MILWAUKEE (Reuters) - Milwaukee’s curfew on teenagers and community leaders’ calls for restraint calmed the city somewhat overnight after two nights of riots sparked by the fatal police shooting of a black man.
The city was due to become a focus of the U.S. presidential race later on Tuesday. Republican nominee Donald Trump will visit and participate in a previously scheduled televised town hall meeting with Fox News host Sean Hannity, raising the possibility of protests similar to those that have followed the candidate elsewhere during the campaign.
Police said Sylville Smith, 23, was killed on Saturday afternoon after he fled a black officer who had stopped him for acting suspiciously. They said Smith was carrying an illegal handgun and refused orders to drop it when he was shot.
Peaceful demonstrations in the Sherman Park area where Smith died turned into violent protests on Saturday and Sunday nights. Shots were fired, and some rioters torched businesses and police cars. Angry crowds pelted riot police with bottles and bricks.
Eight officers were wounded, and dozens of people were arrested, police said. One person suffered a gunshot wound.
Monday night was much quieter after a citywide curfew for minors took effect at 10 p.m. Police said there were 10 arrests, one report of shots fired and no property damage.
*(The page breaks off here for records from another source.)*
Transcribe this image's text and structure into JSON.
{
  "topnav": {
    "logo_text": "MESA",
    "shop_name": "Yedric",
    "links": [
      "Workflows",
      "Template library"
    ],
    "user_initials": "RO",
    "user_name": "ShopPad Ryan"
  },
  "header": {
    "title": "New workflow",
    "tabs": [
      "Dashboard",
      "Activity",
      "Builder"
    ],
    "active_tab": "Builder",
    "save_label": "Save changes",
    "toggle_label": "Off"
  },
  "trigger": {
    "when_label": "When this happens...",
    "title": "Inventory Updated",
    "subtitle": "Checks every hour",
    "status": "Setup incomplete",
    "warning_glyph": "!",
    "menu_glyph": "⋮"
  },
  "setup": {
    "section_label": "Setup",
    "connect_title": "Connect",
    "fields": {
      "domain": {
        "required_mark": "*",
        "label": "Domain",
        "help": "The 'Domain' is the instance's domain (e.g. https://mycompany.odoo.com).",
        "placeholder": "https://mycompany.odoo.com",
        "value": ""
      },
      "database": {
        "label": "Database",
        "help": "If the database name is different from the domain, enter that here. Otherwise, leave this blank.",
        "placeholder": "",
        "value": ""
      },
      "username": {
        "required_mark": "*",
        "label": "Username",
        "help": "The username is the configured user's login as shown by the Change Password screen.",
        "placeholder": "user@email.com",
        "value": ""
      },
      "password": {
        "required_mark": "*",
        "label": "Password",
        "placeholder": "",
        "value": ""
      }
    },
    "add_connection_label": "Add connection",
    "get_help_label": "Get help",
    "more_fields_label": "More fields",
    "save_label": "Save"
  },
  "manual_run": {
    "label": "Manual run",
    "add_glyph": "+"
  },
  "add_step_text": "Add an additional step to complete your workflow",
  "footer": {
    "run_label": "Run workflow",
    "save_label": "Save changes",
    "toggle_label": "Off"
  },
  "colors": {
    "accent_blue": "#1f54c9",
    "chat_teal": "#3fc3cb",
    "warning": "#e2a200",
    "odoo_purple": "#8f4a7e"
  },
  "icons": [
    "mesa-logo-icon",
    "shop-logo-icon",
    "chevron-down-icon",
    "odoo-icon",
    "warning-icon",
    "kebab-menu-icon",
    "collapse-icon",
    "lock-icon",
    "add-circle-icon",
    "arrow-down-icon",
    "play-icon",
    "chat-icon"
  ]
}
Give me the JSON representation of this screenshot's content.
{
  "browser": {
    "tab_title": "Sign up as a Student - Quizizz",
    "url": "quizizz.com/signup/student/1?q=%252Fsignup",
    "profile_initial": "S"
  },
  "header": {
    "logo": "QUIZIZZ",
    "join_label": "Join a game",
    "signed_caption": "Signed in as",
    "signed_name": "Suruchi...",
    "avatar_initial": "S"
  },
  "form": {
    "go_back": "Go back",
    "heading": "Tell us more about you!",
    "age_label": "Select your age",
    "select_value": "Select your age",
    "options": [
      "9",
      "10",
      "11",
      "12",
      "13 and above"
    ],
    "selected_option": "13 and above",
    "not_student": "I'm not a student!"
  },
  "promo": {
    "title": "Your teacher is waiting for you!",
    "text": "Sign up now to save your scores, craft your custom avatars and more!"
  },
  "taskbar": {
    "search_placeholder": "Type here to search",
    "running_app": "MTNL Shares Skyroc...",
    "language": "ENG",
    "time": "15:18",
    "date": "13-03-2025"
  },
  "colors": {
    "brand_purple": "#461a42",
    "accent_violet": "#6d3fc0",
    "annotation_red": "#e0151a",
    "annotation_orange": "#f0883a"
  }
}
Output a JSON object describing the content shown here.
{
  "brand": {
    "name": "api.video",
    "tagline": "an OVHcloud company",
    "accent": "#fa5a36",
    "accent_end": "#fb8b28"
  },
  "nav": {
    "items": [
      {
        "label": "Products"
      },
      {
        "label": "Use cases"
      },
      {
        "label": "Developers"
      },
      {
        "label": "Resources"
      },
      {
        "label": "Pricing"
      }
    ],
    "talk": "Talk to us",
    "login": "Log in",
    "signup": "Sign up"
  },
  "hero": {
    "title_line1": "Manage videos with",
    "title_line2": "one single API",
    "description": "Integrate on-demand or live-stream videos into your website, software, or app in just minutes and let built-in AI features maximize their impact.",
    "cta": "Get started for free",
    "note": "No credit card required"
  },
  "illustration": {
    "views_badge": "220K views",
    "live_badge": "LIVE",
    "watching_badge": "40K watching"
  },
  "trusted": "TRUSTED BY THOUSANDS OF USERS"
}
“We think we are in, comparatively speaking, a positive place,” Milwaukee Police Chief Ed Flynn told reporters as it became apparent the curfew was being respected. “We had folks from the community step forward to take a leadership role in reducing tensions.”
Milwaukee has become the latest U.S. city to be gripped by unrest after high-profile police killings of black men over the past two years. Many of the officers involved in the earlier shootings were white, however, and the victims were unarmed.
Famous for its breweries, Milwaukee is one of the most racially divided U.S. cities, with a black population plagued with higher levels unemployment that are absent in the mostly white suburbs.
Mayor Tom Barrett said on Monday that nightly curfews on teenagers would remain in place “for as long as necessary.”
Barrett has urged state officials to release video of Smith’s shooting as soon as possible in hopes that it would corroborate the police department’s account and convince protesters the use of deadly force was justified.
Wisconsin state law requires police shootings be investigated by an independent state agency, which controls such evidence.